Saturday, April 2, 2016

You never planned on the bombs in the sand

They always say that if someone wants to be in your life, they will make the effort to do so. 

And I appreciate the talking. It's always nice. But like I can't just never see you. Like I get your reasoning and I probably sound like a lameo but.. How can friends that live 10 minutes from each other go weeks on end without seeing each other. But yet you can't make any time for me. Which I do kinda get but yet I also don't. That night with the casino, you said we'd hang out Sunday and have quality time. And when Sunday came and you backed out, you promised you'd make it up to me. But it's been six weeks. I haven't seen you for more than maybe an hour at once since then. I wasn't even allowed to take you out for lunch for your birthday. How can you promise we will still hang out and then not follow through with it? Like I get you're busy. But I haven't even seen you at all in almost 3 weeks. That's a long freaking time. And Ik you say that come May, we'll still see each other. Or at least that we won't never see each other. But I feel like we already hardly ever see each other, since the new year, and especially since things changed. I long for the Jacob heights days. I honestly do. I long for the beginning of fall semester too. When we were all motivated and saw each other almost every day. I thought that was great. But i guess it expired. School, killing time between classes, just chilling and watching tv and eating, all of that was so much better with you. Those mundane things were nice. But I wish we coulda changed the pace more. Idk that sounds weird. But like done more than just Netflix and chill. :P. I mean maybe this idea has long since expired but I would have let you teach me to ski. I say let because it scares me :P or when you joined the gym, I was actually really eager to join you. Coulda been my 5k buddy, you're probably a better runner than I am too. Or I wish we could have gone to Duluth or somewhere, even as a day trip. I wanted to do all sorts of fun, different things with you. But I can't help but feel like that's come and gone. You don't have time for me anymore. That one stung. 

I dunno, I guess I just kinda wonder what your reason is for still talking to me so much? Do you do it just for my sake?  Do you really want to be my friend? Do you want to keep me around for if things don't work out? Like honestly, do you think things for us are over, for good, or do you still think there's a chance for us down the road? Because I don't know. 

Friday, April 1, 2016

In a melody of tears while the rhythm of the rain keeps time

I'm getting so done with things. I'm so done with not having my own room. It's been 6 fucking months, and it's still probably gonna be another month. If I had known it was gonna be this long, I would have found somewhere else to live for a while. This is the worst. 

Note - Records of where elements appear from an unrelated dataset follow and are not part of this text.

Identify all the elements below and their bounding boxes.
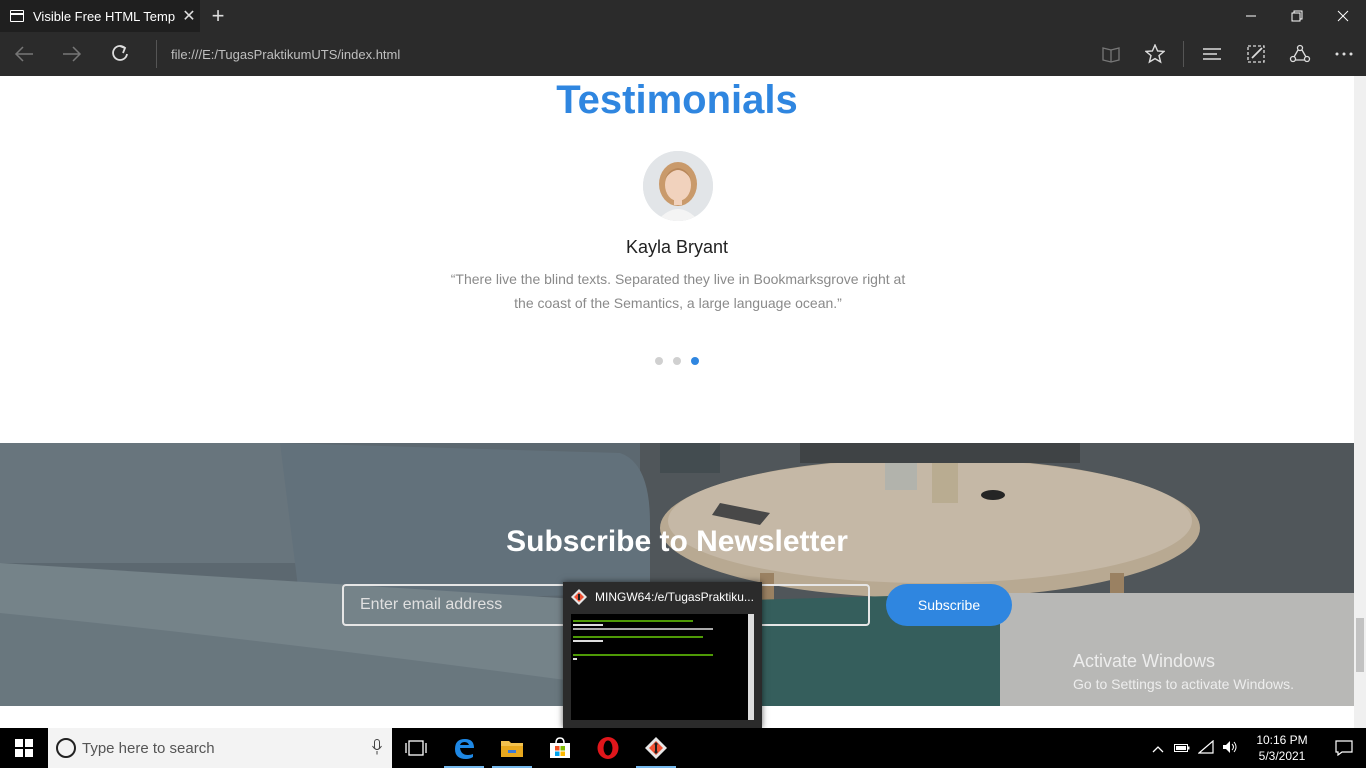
volume-icon[interactable]	[1218, 740, 1242, 757]
file-explorer-icon	[501, 741, 523, 757]
task-view-button[interactable]	[392, 728, 440, 768]
reading-view-icon	[1102, 47, 1120, 63]
star-icon	[1145, 44, 1165, 64]
terminal-preview	[571, 614, 754, 720]
cortana-icon	[56, 738, 76, 758]
carousel-dot-2[interactable]	[673, 357, 681, 365]
action-center-button[interactable]	[1322, 728, 1366, 768]
watermark-title: Activate Windows	[1073, 651, 1216, 671]
tab-close-icon[interactable]: ✕	[178, 6, 200, 26]
opera-icon	[597, 737, 619, 759]
task-view-icon	[405, 740, 427, 756]
clock-time: 10:16 PM	[1256, 733, 1308, 747]
testimonial-quote: “There live the blind texts. Separated t…	[450, 271, 906, 311]
avatar-image	[643, 151, 713, 221]
favorite-button[interactable]	[1133, 32, 1177, 76]
back-arrow-icon	[14, 46, 33, 62]
reading-view-button[interactable]	[1089, 32, 1133, 76]
subscribe-button[interactable]: Subscribe	[886, 584, 1012, 626]
taskbar-clock[interactable]: 10:16 PM 5/3/2021	[1242, 732, 1322, 764]
avatar	[643, 151, 713, 221]
page-icon	[10, 10, 24, 22]
share-button[interactable]	[1278, 32, 1322, 76]
close-icon	[1337, 10, 1349, 22]
carousel-dots	[655, 357, 709, 365]
system-tray: 10:16 PM 5/3/2021	[1146, 728, 1366, 768]
hub-icon	[1203, 48, 1221, 60]
address-bar[interactable]: file:///E:/TugasPraktikumUTS/index.html	[156, 40, 1076, 68]
edge-icon	[455, 739, 474, 759]
network-icon[interactable]	[1194, 739, 1218, 757]
minimize-icon	[1246, 15, 1256, 17]
activate-windows-watermark: Activate Windows Go to Settings to activ…	[1073, 651, 1294, 692]
notification-icon	[1335, 740, 1353, 756]
taskbar-search-box[interactable]: Type here to search	[48, 728, 392, 768]
testimonials-section: Testimonials Kayla Bryant “There live th…	[0, 76, 1354, 443]
web-note-icon	[1247, 45, 1265, 63]
forward-button[interactable]	[48, 32, 96, 76]
git-bash-icon	[645, 737, 667, 759]
hub-button[interactable]	[1190, 32, 1234, 76]
share-icon	[1289, 44, 1311, 63]
toolbar-separator	[1183, 41, 1184, 67]
windows-taskbar: Type here to search 10:16 PM 5/3/2021	[0, 728, 1366, 768]
git-icon	[571, 589, 587, 605]
tray-chevron-up-icon[interactable]	[1146, 741, 1170, 756]
taskbar-file-explorer[interactable]	[488, 728, 536, 768]
thumbnail-title: MINGW64:/e/TugasPraktiku...	[595, 590, 754, 604]
watermark-subtitle: Go to Settings to activate Windows.	[1073, 676, 1294, 692]
search-placeholder: Type here to search	[82, 739, 215, 757]
toolbar-actions	[1089, 32, 1366, 76]
more-button[interactable]	[1322, 32, 1366, 76]
scrollbar-thumb[interactable]	[1356, 618, 1364, 672]
refresh-button[interactable]	[96, 32, 144, 76]
carousel-dot-1[interactable]	[655, 357, 663, 365]
start-button[interactable]	[0, 728, 48, 768]
taskbar-opera[interactable]	[584, 728, 632, 768]
browser-tab[interactable]: Visible Free HTML Temp ✕	[0, 0, 200, 32]
page-scrollbar[interactable]	[1354, 76, 1366, 728]
battery-icon[interactable]	[1170, 741, 1194, 756]
web-note-button[interactable]	[1234, 32, 1278, 76]
browser-nav-bar: file:///E:/TugasPraktikumUTS/index.html	[0, 32, 1366, 76]
browser-title-bar: Visible Free HTML Temp ✕ +	[0, 0, 1366, 32]
taskbar-edge[interactable]	[440, 728, 488, 768]
close-button[interactable]	[1320, 0, 1366, 32]
store-icon	[550, 737, 570, 758]
terminal-scrollbar	[748, 614, 754, 720]
minimize-button[interactable]	[1228, 0, 1274, 32]
git-bash-thumbnail-preview[interactable]: MINGW64:/e/TugasPraktiku...	[563, 582, 762, 728]
refresh-icon	[112, 45, 128, 61]
restore-button[interactable]	[1274, 0, 1320, 32]
clock-date: 5/3/2021	[1258, 749, 1306, 763]
restore-icon	[1291, 10, 1303, 22]
microphone-icon[interactable]	[362, 738, 392, 758]
testimonials-heading: Testimonials	[556, 78, 798, 122]
taskbar-git-bash[interactable]	[632, 728, 680, 768]
taskbar-store[interactable]	[536, 728, 584, 768]
testimonial-name: Kayla Bryant	[625, 237, 729, 257]
carousel-dot-3[interactable]	[691, 357, 699, 365]
newsletter-heading: Subscribe to Newsletter	[506, 525, 848, 558]
more-icon	[1335, 52, 1353, 56]
back-button[interactable]	[0, 32, 48, 76]
tab-title: Visible Free HTML Temp	[33, 8, 176, 24]
new-tab-button[interactable]: +	[202, 3, 234, 29]
forward-arrow-icon	[63, 46, 82, 62]
window-controls	[1228, 0, 1366, 32]
thumbnail-title-bar: MINGW64:/e/TugasPraktiku...	[563, 582, 762, 612]
windows-logo-icon	[15, 739, 33, 757]
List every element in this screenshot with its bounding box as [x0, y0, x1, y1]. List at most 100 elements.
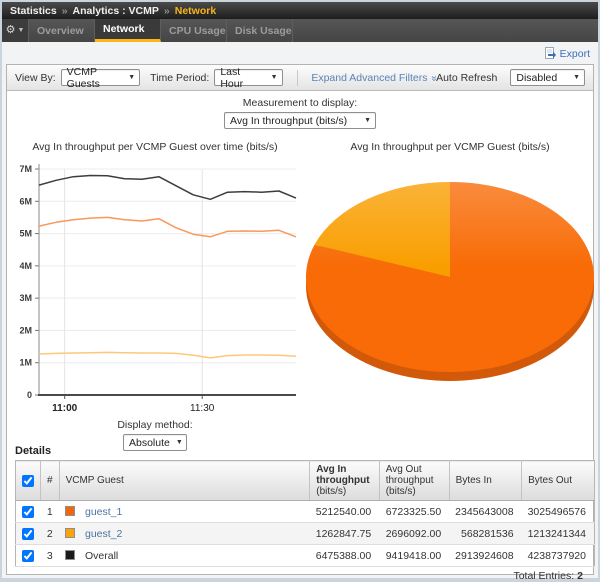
bytes-out-value: 4238737920 — [522, 545, 595, 567]
guest-link[interactable]: guest_1 — [85, 506, 122, 518]
series-color-swatch — [65, 528, 75, 538]
col-header-avg-in-label: Avg In throughput — [316, 464, 372, 486]
gear-icon: ⚙ — [6, 25, 16, 36]
col-header-vcmp-guest[interactable]: VCMP Guest — [59, 461, 310, 501]
table-row-guest-2: 2 guest_2 1262847.75 2696092.00 56828153… — [16, 523, 595, 545]
guest-link[interactable]: guest_2 — [85, 528, 122, 540]
double-chevron-down-icon: » — [428, 75, 439, 81]
line-chart: Avg In throughput per VCMP Guest over ti… — [9, 141, 301, 424]
select-all-checkbox[interactable] — [22, 475, 34, 487]
line-chart-title: Avg In throughput per VCMP Guest over ti… — [9, 141, 301, 157]
display-method-label: Display method: — [9, 419, 301, 431]
export-icon — [544, 47, 557, 60]
col-header-bytes-out[interactable]: Bytes Out — [522, 461, 595, 501]
svg-text:0: 0 — [27, 390, 32, 400]
content-frame: View By: VCMP Guests ▼ Time Period: Last… — [6, 64, 594, 575]
display-method-select[interactable]: Absolute ▼ — [123, 434, 187, 451]
view-by-select[interactable]: VCMP Guests ▼ — [61, 69, 141, 86]
overall-label: Overall — [85, 550, 118, 562]
breadcrumb-analytics-vcmp[interactable]: Analytics : VCMP — [73, 5, 159, 17]
page: Statistics » Analytics : VCMP » Network … — [2, 2, 598, 578]
expand-advanced-filters-label: Expand Advanced Filters — [311, 72, 427, 84]
svg-text:1M: 1M — [19, 358, 32, 368]
svg-text:6M: 6M — [19, 196, 32, 206]
measurement-label: Measurement to display: — [7, 97, 593, 109]
breadcrumb-network-current: Network — [175, 5, 216, 17]
measurement-block: Measurement to display: Avg In throughpu… — [7, 97, 593, 129]
total-entries-value: 2 — [577, 570, 583, 582]
row-number: 1 — [41, 501, 60, 523]
breadcrumb-separator: » — [164, 5, 170, 17]
view-by-value: VCMP Guests — [67, 66, 123, 90]
display-method-block: Display method: Absolute ▼ — [9, 419, 301, 451]
settings-menu-button[interactable]: ⚙ ▼ — [2, 19, 29, 42]
series-color-swatch — [65, 550, 75, 560]
auto-refresh-value: Disabled — [516, 72, 557, 84]
total-entries-label: Total Entries: — [513, 570, 574, 582]
tab-cpu-usage[interactable]: CPU Usage — [161, 19, 227, 42]
details-title: Details — [15, 445, 51, 457]
col-header-avg-in-unit: (bits/s) — [316, 486, 372, 497]
svg-text:4M: 4M — [19, 261, 32, 271]
avg-out-value: 2696092.00 — [379, 523, 449, 545]
row-number: 2 — [41, 523, 60, 545]
col-header-avg-out-unit: (bits/s) — [386, 486, 443, 497]
export-label: Export — [560, 48, 590, 60]
select-arrow-icon: ▼ — [128, 74, 135, 81]
time-period-label: Time Period: — [150, 72, 209, 84]
col-header-bytes-in[interactable]: Bytes In — [449, 461, 521, 501]
filter-toolbar: View By: VCMP Guests ▼ Time Period: Last… — [7, 65, 593, 91]
time-period-select[interactable]: Last Hour ▼ — [214, 69, 282, 86]
expand-advanced-filters-link[interactable]: Expand Advanced Filters» — [311, 72, 436, 84]
avg-out-value: 6723325.50 — [379, 501, 449, 523]
chevron-down-icon: ▼ — [17, 27, 24, 34]
row-checkbox[interactable] — [22, 550, 34, 562]
display-method-value: Absolute — [129, 437, 170, 449]
col-header-avg-in[interactable]: Avg In throughput (bits/s) — [310, 461, 379, 501]
view-by-label: View By: — [15, 72, 56, 84]
breadcrumb-statistics[interactable]: Statistics — [10, 5, 57, 17]
svg-text:7M: 7M — [19, 164, 32, 174]
row-checkbox[interactable] — [22, 528, 34, 540]
col-header-avg-out[interactable]: Avg Out throughput (bits/s) — [379, 461, 449, 501]
bytes-in-value: 568281536 — [449, 523, 521, 545]
breadcrumb-separator: » — [62, 5, 68, 17]
table-row-overall: 3 Overall 6475388.00 9419418.00 29139246… — [16, 545, 595, 567]
export-button[interactable]: Export — [544, 47, 590, 60]
bytes-out-value: 3025496576 — [522, 501, 595, 523]
select-arrow-icon: ▼ — [364, 117, 371, 124]
details-header-row: # VCMP Guest Avg In throughput (bits/s) … — [16, 461, 595, 501]
col-header-avg-out-label: Avg Out throughput — [386, 464, 443, 486]
pie-chart-title: Avg In throughput per VCMP Guest (bits/s… — [301, 141, 599, 157]
svg-text:11:00: 11:00 — [52, 403, 77, 414]
total-entries: Total Entries:2 — [513, 570, 583, 582]
measurement-value: Avg In throughput (bits/s) — [230, 115, 347, 127]
details-table: # VCMP Guest Avg In throughput (bits/s) … — [15, 460, 595, 567]
bytes-in-value: 2913924608 — [449, 545, 521, 567]
bytes-out-value: 1213241344 — [522, 523, 595, 545]
tab-bar: ⚙ ▼ Overview Network CPU Usage Disk Usag… — [2, 19, 598, 42]
row-checkbox[interactable] — [22, 506, 34, 518]
table-row-guest-1: 1 guest_1 5212540.00 6723325.50 23456430… — [16, 501, 595, 523]
svg-text:2M: 2M — [19, 325, 32, 335]
line-chart-svg: 01M2M3M4M5M6M7M11:0011:30 — [9, 157, 301, 419]
row-number: 3 — [41, 545, 60, 567]
tab-disk-usage[interactable]: Disk Usage — [227, 19, 293, 42]
tab-overview[interactable]: Overview — [29, 19, 95, 42]
auto-refresh-select[interactable]: Disabled ▼ — [510, 69, 585, 86]
pie-chart-svg — [301, 157, 599, 399]
auto-refresh-label: Auto Refresh — [436, 72, 497, 84]
breadcrumb: Statistics » Analytics : VCMP » Network — [2, 2, 598, 19]
col-header-num[interactable]: # — [41, 461, 60, 501]
measurement-select[interactable]: Avg In throughput (bits/s) ▼ — [224, 112, 376, 129]
tab-network[interactable]: Network — [95, 19, 161, 42]
series-color-swatch — [65, 506, 75, 516]
select-arrow-icon: ▼ — [176, 439, 183, 446]
time-period-value: Last Hour — [220, 66, 264, 90]
svg-text:11:30: 11:30 — [190, 403, 215, 414]
avg-in-value: 6475388.00 — [310, 545, 379, 567]
avg-in-value: 5212540.00 — [310, 501, 379, 523]
svg-text:3M: 3M — [19, 293, 32, 303]
pie-chart: Avg In throughput per VCMP Guest (bits/s… — [301, 141, 599, 404]
toolbar-divider — [297, 70, 298, 86]
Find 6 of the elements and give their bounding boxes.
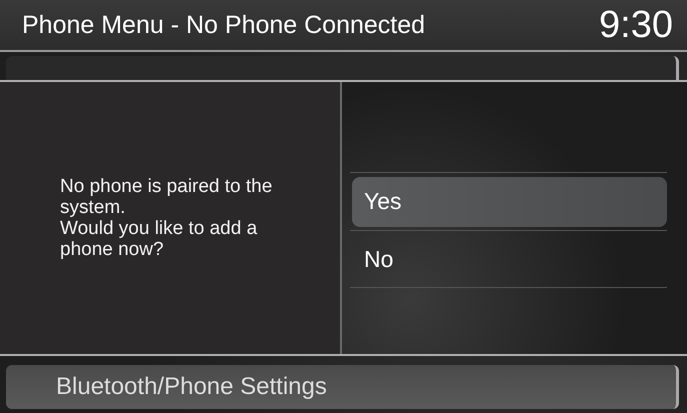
dialog-message: No phone is paired to the system. Would you like to add a phone now? (60, 176, 274, 260)
option-button[interactable]: Yes (352, 176, 667, 226)
option-button[interactable]: No (352, 234, 667, 284)
menu-item[interactable]: Bluetooth/Phone Settings (6, 365, 679, 409)
screen-title: Phone Menu - No Phone Connected (22, 10, 426, 40)
clock-time: 9:30 (599, 4, 673, 46)
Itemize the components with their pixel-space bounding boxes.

I'm so done with school. There's only a month left and it's gonna be a struggle to get myself to push through it and finish strong. I'm just so done, my mind is ready to check out. Like its so bad I'm actually somewhat considering taking a semester off. Because oofta. 

I'm so done with work. I've come up on my 3 year anniversary with that place but damn. I'm definitely going through those thoughts of quitting again. It would just be nice to occasionally be shown appreciation for all I do, ya know? I don't need a constant pat on the back by any means but I don't know that I've ever really had anyone in upper management tell me I'm doing a good job. And that just kinda wears on  me. It's definitely true that people don't quit jobs, they quit bosses/managers. And I mean the assistants are great and the rest of my like "peers" of coworkers are good too. It's the uppers that make me feel like quitting. Except for store director, him and I are cool. So yeah. Will I end up quitting? Probably not, but I want to. 

So basically I can't wait for May (in most aspects). Hopefully I'll get my room then, school will be done, and I'm not sure how much I'll be working cuz of everything going on. Just gotta tough it out

Monday, March 28, 2016

My heart, you ain't gotta steal it

You know, I wasn't going to be surprised if we didn't talk at all today, after what I said. Actually, right around the time I was really thinking it was a strong possibility, that's when you texted. You were thinking of me. Realistically, you were probably going thru texts and saw our convo but i mean you didn't have to respond. But you did. And that doesn't really mean anything like as far as us but it's one of those little things that are nice. Idk that probably didn't come out right so hopefully you know what I mean.